Studio album by Animotion
- Released: November 23, 1984
- Recorded: 1983
- Studio: Artisan Sound Recorders, Bill Schnee Studios, Sound City Studios, The Village Recorder
- Genre: Synth-pop; new wave;
- Length: 39:56
- Label: Mercury
- Producer: John Ryan

Animotion chronology
|  | Animotion (1984) | Strange Behavior (1986) |

Singles from Animotion
- "Obsession" Released: October 1984 & January 1985; "Let Him Go" Released: May 1985;

= Animotion (album) =

Animotion is the self-titled debut studio album from Los Angeles synth-pop sextet Animotion. It was released in 1984 on Mercury Records and features the group's biggest hit single, "Obsession".

Later in 1984, the album was released in Canada as The Language of Attraction, omitting the song "Turn Around".

Professional ratings
Review scores
| Source | Rating |
| AllMusic | Star |

==Canadian release==
The album was released in Canada with the title The Language of Attraction. The song "Turn Around" was not included on this version, and "Run to Me" (track #8 on the original version) was moved up track 4 in its place. By the time of The Language of Attractions release, keyboardist Greg Smith was listed as an official band member in the credits, while Paul Antonelli is simply listed as an "additional musical contributor."

==Chart performance==
The album spent 17 weeks on the US Billboard 200 album charts and reached its peak position of number 28 in May 1985.

==Track listing==
All songs written by Bill Wadhams, except where noted.

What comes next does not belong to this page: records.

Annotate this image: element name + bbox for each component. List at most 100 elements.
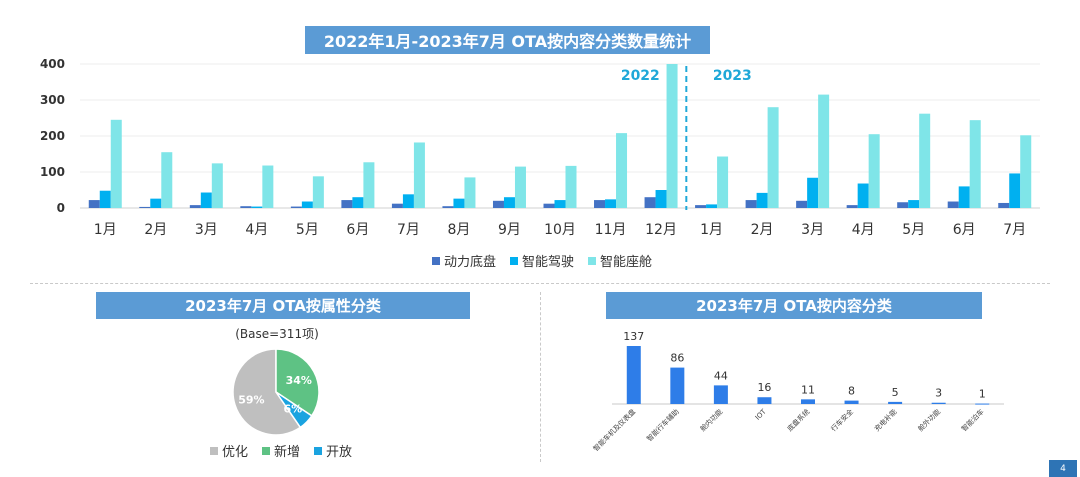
bar-powertrain [391,203,403,208]
bar-powertrain [796,200,808,208]
bar-powertrain [543,203,555,208]
bar-powertrain [947,201,959,208]
x-tick-label: 10月 [544,222,576,238]
content-value-label: 3 [935,387,942,400]
content-category-label: 智能泊车 [959,407,985,433]
bar-adas [251,206,263,208]
main-chart-title: 2022年1月-2023年7月 OTA按内容分类数量统计 [305,26,710,54]
bar-powertrain [88,200,100,208]
legend-label: 开放 [326,445,353,460]
x-tick-label: 4月 [852,222,875,238]
content-bar [713,385,728,404]
pie-base-note: (Base=311项) [235,327,319,341]
legend-swatch [210,446,218,455]
content-category-label: 行车安全 [829,407,855,433]
pie-slice-optimize [232,348,302,436]
year-label-2023: 2023 [713,68,752,84]
x-tick-label: 11月 [595,222,627,238]
bar-powertrain [745,200,757,208]
x-tick-label: 4月 [245,222,268,238]
year-label-2022: 2022 [621,68,660,84]
legend-item-adas: 智能驾驶 [510,251,574,270]
content-category-label: IOT [754,407,769,422]
content-category-label: 智能行车辅助 [645,407,681,443]
bar-cockpit [211,163,223,208]
x-tick-label: 5月 [902,222,925,238]
legend-label: 优化 [222,445,249,460]
content-value-label: 8 [848,385,855,398]
bar-cockpit [919,113,931,208]
y-tick-label: 100 [40,165,65,179]
bar-cockpit [312,176,324,208]
pie-chart-title: 2023年7月 OTA按属性分类 [96,292,470,319]
content-bar [844,400,859,404]
bar-adas [605,199,617,208]
legend-item-add: 新增 [262,441,300,460]
y-tick-label: 400 [40,57,65,71]
bar-adas [352,197,364,208]
bar-powertrain [594,200,606,208]
x-tick-label: 12月 [645,222,677,238]
bar-cockpit [514,166,526,208]
page-number: 4 [1049,460,1077,477]
bar-powertrain [341,200,353,208]
content-bar [931,402,946,404]
bar-powertrain [846,205,858,208]
pie-data-label: 34% [286,374,312,387]
bar-adas [1009,173,1021,208]
legend-label: 新增 [274,445,301,460]
x-tick-label: 9月 [498,222,521,238]
pie-slice-open [275,391,313,429]
bar-cockpit [767,107,779,208]
bar-cockpit [1020,135,1032,208]
legend-label: 动力底盘 [444,255,497,270]
x-tick-label: 2月 [144,222,167,238]
content-category-label: 舱外功能 [916,407,942,433]
bar-adas [655,190,667,208]
x-tick-label: 8月 [447,222,470,238]
y-tick-label: 0 [57,201,65,215]
x-tick-label: 3月 [801,222,824,238]
bar-adas [706,204,718,208]
y-tick-label: 300 [40,93,65,107]
content-category-label: 底盘系统 [785,407,811,433]
bar-cockpit [818,94,830,208]
bar-cockpit [413,142,425,208]
x-tick-label: 5月 [296,222,319,238]
pie-data-label: 59% [238,394,264,407]
bar-powertrain [290,206,302,208]
content-bar [975,403,990,405]
content-value-label: 5 [892,386,899,399]
x-tick-label: 2月 [751,222,774,238]
bar-powertrain [240,206,252,208]
legend-label: 智能驾驶 [522,255,575,270]
y-tick-label: 200 [40,129,65,143]
bar-powertrain [492,200,504,208]
main-chart-legend: 动力底盘 智能驾驶 智能座舱 [432,251,652,270]
content-bar [626,346,641,404]
content-value-label: 86 [670,352,684,365]
section-divider [30,283,1050,284]
column-divider [540,292,541,462]
x-tick-label: 7月 [1003,222,1026,238]
bar-cockpit [616,133,628,208]
pie-data-label: 6% [284,403,303,416]
bar-cockpit [363,162,375,208]
bar-powertrain [189,205,201,208]
bar-adas [554,200,566,208]
content-bar [888,401,903,404]
legend-swatch [588,256,597,265]
bar-cockpit [110,119,122,208]
content-bar [801,399,815,404]
pie-chart-legend: 优化 新增 开放 [210,441,352,460]
bar-adas [200,192,212,208]
bar-cockpit [666,64,678,208]
bar-adas [756,192,768,208]
bar-cockpit [262,165,274,208]
x-tick-label: 3月 [195,222,218,238]
legend-swatch [510,256,519,265]
content-value-label: 11 [801,383,815,396]
bar-adas [301,201,313,208]
bar-adas [857,183,869,208]
bar-cockpit [717,156,729,208]
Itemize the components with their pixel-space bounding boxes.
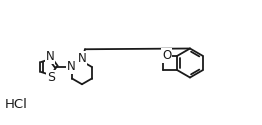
Text: HCl: HCl xyxy=(4,98,27,112)
Text: N: N xyxy=(46,50,54,63)
Text: O: O xyxy=(162,49,171,62)
Text: S: S xyxy=(47,71,55,84)
Text: N: N xyxy=(67,60,76,73)
Text: N: N xyxy=(78,52,86,65)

1. "Obsession" (Michael Des Barres, Holly Knight) – 5:34
2. "Let Him Go" – 4:16
3. "Everything's Leading to You" – 4:42
4. "Turn Around" – 3:54
5. "Fun Fun Fun" – 3:44
6. "Tremble" (Jason Ball) – 4:32
7. "Holding You" – 4:40
8. "Run to Me" (Rick Neigher, Wadhams) – 4:13
9. "Open Door" (Don Kirkpatrick, Wadhams) – 4:05

== Personnel ==
Animotion
- Astrid Plane – vocals
- Paul Antonelli – keyboards
- Bill Wadhams – guitars, vocals
- Don Kirkpatrick – guitars
- Charles “Char” Ottavio – bass guitar
- Frenchy O'Brien – drums, percussion

Additional personnel
- Gary Chang – synthesizers
- Greg Smith – keyboards
- Holly Knight – Fairlight programming
- Stevie Fryette – guitars
- Dennis Belfield – bass guitar
- Jeff Stern – drums

Production
- John Ryan – producer
- Jeff Harris – recording
- Bob Schaper – engineer, mixing
- Chris Minto – engineer
- Russ Bracher – assistant engineer
- Tim Dennen – assistant engineer
- Greg Fulginiti – mastering at Artisan Sound Recorders (North Hollywood, California)
- Shannon Pasternak – album coordinator
- Bill Levy – art direction
- Steeleworks – design
- Richard E. Aaron – photography
- Larry Ross – management
- Track 1 published by Pacific Island Publishing c/o Career Music & Makiki Publishing c/o Arista Music Inc. Tracks 2-5, 7 & 9 published by Big Wad. Track 6 published by Zone R Music/Big Wad. Track 8 published by Big Wad & Vogue Music c/o The Welk Music Group.